A stretchable antenna for wearable health monitoring

March 20, 2014

The extremely flexible antennas contain silver nanowires and can be incorporated into wearable health monitoring devices (credit: Amanda Myers)

North Carolina State University researchers have developed a stretchable antenna that can be incorporated into wearable technologies, such as health diagnostic and monitoring devices.

Wearable systems can be subject to a variety of stresses as patients move around, so the researchers wanted to develop an antenna that could be stretched, rolled, or twisted and always return to its original shape.

To create an appropriately resilient, effective antenna, the researchers used a stencil to apply silver nanowires in a specific pattern and then poured a liquid polymer over the nanowires. When the polymer sets, it forms an elastic composite material that has the nanowires embedded in the desired pattern.

This patterned material forms the radiating element of a microstrip patch antenna. The radiating layer is then bonded to a “ground plane” layer, which is made of the same composite, except it has a continuous layer of silver nanowires embedded.

By manipulating the shape and dimensions of the radiating element, the researchers can control the resonance frequency of the antenna (and thus its effectiveness). For example, to obtain the resonance frequency of 3 GHz, the rectangular
patch was designed to be 36.0 mm × 29.2 mm.

Stretchable microstrip patch antenna in four modes: (a) relaxed, (b) bent, (c) twisted, and (d) rolled (credit: Lingnan Song et al./ACS Applied Materials & Interfaces)

The researchers also learned that, while the antenna’s resonance frequency does change as it is stretched (since that changes its dimensions), the resonance frequency stays within a defined range of frequencies, so it can still communicate effectively (without excessive mismatch losses).

“In addition, it returns to its original shape and continues to work even after it has been significantly deformed, bent, twisted or rolled,” said Yong Zhu, an associate professor of mechanical and aerospace engineering at NC State and senior author of a paper describing the work.  “As the resonance frequency changes almost linearly with the strain, the antenna can be used a wireless strain sensor as well (strain can be determined by measuring frequency changes).”

Integrates into sensors themselves

The work on the new, stretchable antenna builds on previous research from Zhu’s lab to create elastic conductors and multifunctional sensors using silver nanowires.

Zhu told KurzweilAI that compared to other stretchable antennas, the new technique is “relatively simple and can be integrated directly into the sensors themselves. In fact, my lab has demonstrated several types of sensors using the same material and similar fabrication process for measuring strain, pressure, electrocardiogram, etc. Our technique would be fairly easy to scale up too.

In addition to wearable health monitoring systems for patients, this technology could also be used for structural health monitoring of civil infrastructures, and military deployment, he said.

“At this moment we are not sure when this innovation will be available commercially. But we are interested in discussing with the interested parties for licensing the technology and other ways of partnership.”

The work was supported in part by the National Science Foundation by NSF’s ASSIST Engineering Research Center at NC State.
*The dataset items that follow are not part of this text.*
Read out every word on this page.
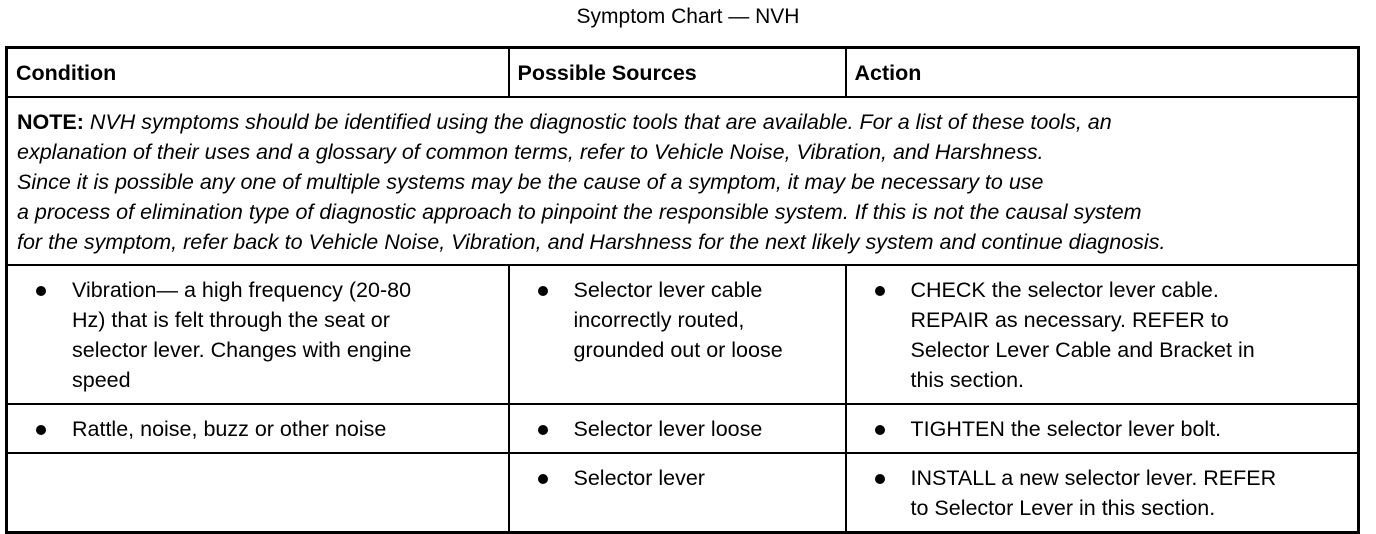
Symptom Chart — NVH
Condition	Possible Sources	Action

NOTE: NVH symptoms should be identified using the diagnostic tools that are available. For a list of these tools, an
explanation of their uses and a glossary of common terms, refer to Vehicle Noise, Vibration, and Harshness.
Since it is possible any one of multiple systems may be the cause of a symptom, it may be necessary to use
a process of elimination type of diagnostic approach to pinpoint the responsible system. If this is not the causal system
for the symptom, refer back to Vehicle Noise, Vibration, and Harshness for the next likely system and continue diagnosis.		

Vibration— a high frequency (20-80
Hz) that is felt through the seat or
selector lever. Changes with engine
speed	Selector lever cable
incorrectly routed,
grounded out or loose	CHECK the selector lever cable.
REPAIR as necessary. REFER to
Selector Lever Cable and Bracket in
this section.

Rattle, noise, buzz or other noise	Selector lever loose	TIGHTEN the selector lever bolt.

	Selector lever	INSTALL a new selector lever. REFER
to Selector Lever in this section.
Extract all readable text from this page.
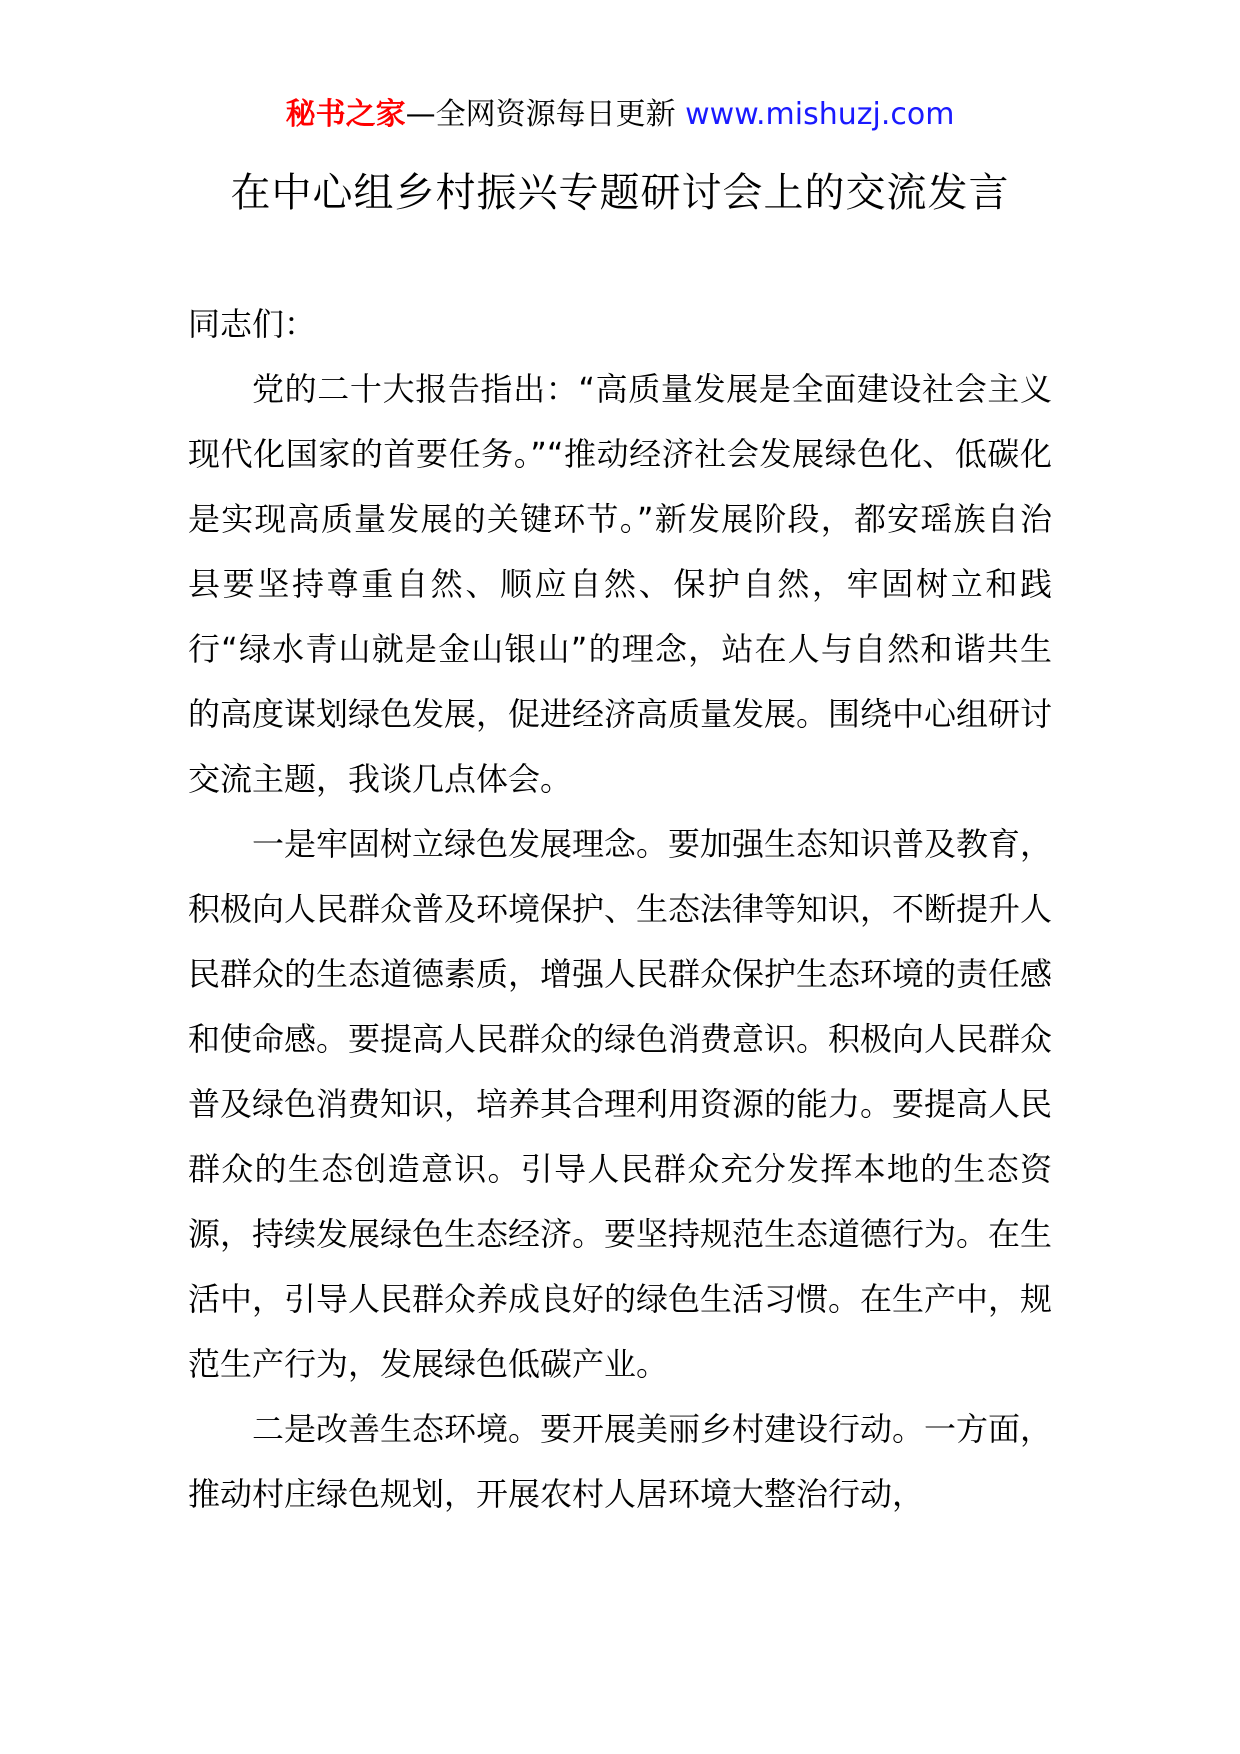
秘书之家—全网资源每日更新 www.mishuzj.com
在中心组乡村振兴专题研讨会上的交流发言

同志们：

党的二十大报告指出：“高质量发展是全面建设社会主义现代化国家的首要任务。”“推动经济社会发展绿色化、低碳化是实现高质量发展的关键环节。”新发展阶段，都安瑶族自治县要坚持尊重自然、顺应自然、保护自然，牢固树立和践行“绿水青山就是金山银山”的理念，站在人与自然和谐共生的高度谋划绿色发展，促进经济高质量发展。围绕中心组研讨交流主题，我谈几点体会。

一是牢固树立绿色发展理念。要加强生态知识普及教育，积极向人民群众普及环境保护、生态法律等知识，不断提升人民群众的生态道德素质，增强人民群众保护生态环境的责任感和使命感。要提高人民群众的绿色消费意识。积极向人民群众普及绿色消费知识，培养其合理利用资源的能力。要提高人民群众的生态创造意识。引导人民群众充分发挥本地的生态资源，持续发展绿色生态经济。要坚持规范生态道德行为。在生活中，引导人民群众养成良好的绿色生活习惯。在生产中，规范生产行为，发展绿色低碳产业。

二是改善生态环境。要开展美丽乡村建设行动。一方面，推动村庄绿色规划，开展农村人居环境大整治行动，
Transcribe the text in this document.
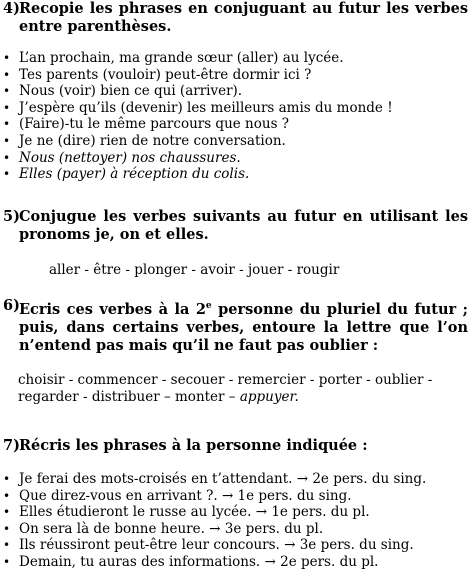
4) Recopie les phrases en conjuguant au futur les verbes entre parenthèses.
• L’an prochain, ma grande sœur (aller) au lycée.
• Tes parents (vouloir) peut-être dormir ici ?
• Nous (voir) bien ce qui (arriver).
• J’espère qu’ils (devenir) les meilleurs amis du monde !
• (Faire)-tu le même parcours que nous ?
• Je ne (dire) rien de notre conversation.
• Nous (nettoyer) nos chaussures.
• Elles (payer) à réception du colis.
5) Conjugue les verbes suivants au futur en utilisant les pronoms je, on et elles.
aller - être - plonger - avoir - jouer - rougir
6) Ecris ces verbes à la 2e personne du pluriel du futur ; puis, dans certains verbes, entoure la lettre que l’on n’entend pas mais qu’il ne faut pas oublier :
choisir - commencer - secouer - remercier - porter - oublier - regarder - distribuer – monter – appuyer.
7) Récris les phrases à la personne indiquée :
• Je ferai des mots-croisés en t’attendant. → 2e pers. du sing.
• Que direz-vous en arrivant ?. → 1e pers. du sing.
• Elles étudieront le russe au lycée. → 1e pers. du pl.
• On sera là de bonne heure. → 3e pers. du pl.
• Ils réussiront peut-être leur concours. → 3e pers. du sing.
• Demain, tu auras des informations. → 2e pers. du pl.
Abstract of ACS Applied Materials & Interfaces paper

We demonstrate a class of microstrip patch antennas that are stretchable, mechanically tunable, and reversibly deformable. The radiating element of the antenna consists of highly conductive and stretchable material with screen-printed silver nanowires embedded in the surface layer of an elastomeric substrate. A 3-GHz microstrip patch antenna and a 6-GHz 2-element patch array are fabricated. Radiating properties of the antennas are characterized under tensile strain and agree well with the simulation results. The antenna is reconfigurable because the resonant frequency is a function of the applied tensile strain. The antenna is thus well suited for applications like wireless strain sensing. The material and fabrication technique reported here could be extended to achieve other types of stretchable antennas with more complex patterns and multilayer structures.